New Credit Techniques to Judge Consumers
- By:
- Catherine Brock | July 21, 2008
Credit card issuers are changing the rules as they go, leaving their customers and would-be customers stuck with insufficient available credit.
Imagine acing a job interview, only to find out that you're ineligible for hire because of your eye color. You'd probably feel confused, ripped off and angry-the same way credit cardholders feel when their lines are cut based on factors unrelated to credit score or payment history.
In this credit crunch, it isn't just mortgage lenders who are getting more conservative. Debt consolidation loans are harder to find, auto lenders are raising their standards, and-most surprising of all-credit card issuers are getting finicky. Since high limit cards have long been available to anyone with decent credit, the more conservative stance is catching existing and prospective cardholders off-guard. Despite customer complaints, some issuers aren't backing off their new message that good credit is no longer good enough.
Getting personal
Several major issuers, including Washington Mutual, Inc. and J.P. Morgan Chase & Co., are expecting noticeable increases in delinquencies and credit card losses this year. The pessimistic outlook has its roots in the sluggish economic environment and continued fallout from the subprime mortgage crisis; both factors which are expected to continue pinching consumer and business cash flow. Financial institutions are hoping to minimize future losses by tightening up credit standards and adding new layers of scrutiny.
While card issuers generally won't go on the record about their credit evaluation techniques, their customers are talking. Some of the factors being eyeballed are the customer's geographic location and line of work. The word on the street is that card issuers are specifically targeting areas hit hardest by the mortgage crisis, identifying residents of those areas as high-risk-even when they have solid payment histories and no significant changes to their credit scores. Credit lines are being slashed as a result.

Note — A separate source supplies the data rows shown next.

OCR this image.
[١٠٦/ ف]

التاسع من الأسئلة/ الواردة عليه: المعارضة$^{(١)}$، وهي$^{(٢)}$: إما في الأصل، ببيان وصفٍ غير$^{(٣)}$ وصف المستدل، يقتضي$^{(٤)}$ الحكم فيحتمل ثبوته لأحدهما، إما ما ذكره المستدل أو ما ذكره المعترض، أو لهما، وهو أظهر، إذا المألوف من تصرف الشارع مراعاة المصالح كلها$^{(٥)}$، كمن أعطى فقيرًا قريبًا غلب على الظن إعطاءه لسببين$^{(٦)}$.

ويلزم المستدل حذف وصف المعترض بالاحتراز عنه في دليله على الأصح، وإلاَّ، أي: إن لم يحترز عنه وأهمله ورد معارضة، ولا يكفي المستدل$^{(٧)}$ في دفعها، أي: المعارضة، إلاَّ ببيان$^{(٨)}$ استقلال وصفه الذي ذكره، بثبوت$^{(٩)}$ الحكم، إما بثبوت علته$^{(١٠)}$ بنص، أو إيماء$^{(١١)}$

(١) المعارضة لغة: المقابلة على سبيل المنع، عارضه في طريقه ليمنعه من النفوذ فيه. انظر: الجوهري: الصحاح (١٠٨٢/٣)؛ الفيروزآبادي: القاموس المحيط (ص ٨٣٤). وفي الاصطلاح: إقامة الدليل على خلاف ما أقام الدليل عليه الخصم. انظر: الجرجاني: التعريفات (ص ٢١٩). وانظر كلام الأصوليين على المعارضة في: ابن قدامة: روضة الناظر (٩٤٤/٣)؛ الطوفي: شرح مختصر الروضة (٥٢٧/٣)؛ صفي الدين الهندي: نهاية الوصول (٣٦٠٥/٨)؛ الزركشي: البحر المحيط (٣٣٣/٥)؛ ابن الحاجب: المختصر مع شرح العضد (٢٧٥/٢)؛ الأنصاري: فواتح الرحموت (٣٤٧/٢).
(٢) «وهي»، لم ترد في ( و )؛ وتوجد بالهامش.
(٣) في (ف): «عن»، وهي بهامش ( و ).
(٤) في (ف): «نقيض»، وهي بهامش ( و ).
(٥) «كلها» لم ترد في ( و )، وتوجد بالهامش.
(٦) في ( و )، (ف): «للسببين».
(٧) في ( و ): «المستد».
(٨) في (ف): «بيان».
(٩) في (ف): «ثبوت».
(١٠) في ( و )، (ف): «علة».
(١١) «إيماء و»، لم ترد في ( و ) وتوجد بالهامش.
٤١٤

Cardholders working in the financial services, housing, and construction industries are getting the same treatment. A reduced credit line can be particularly problematic for business owners who rely on their credit accounts to make daily transactions. Adjusting to lower levels of revolving credit may require the business to increase fixed-rate debt through debt consolidation or new term loans.
Critics of the new policies are suggesting that these measures may expedite credit losses for the issuers. If businesses or individuals are surprised by a sudden decrease in available credit, they may have to do some financial juggling to recover. If alternative credit sources don't become available, defaults could result.
Shopping around
Affected cardholders should shop around for new providers. Not all issuers have the same requirements, so cardholders with good credit should qualify for replacement accounts with the levels of credit they've enjoyed in the past. Thankfully, card issuers are not yet declining applications based on eye color.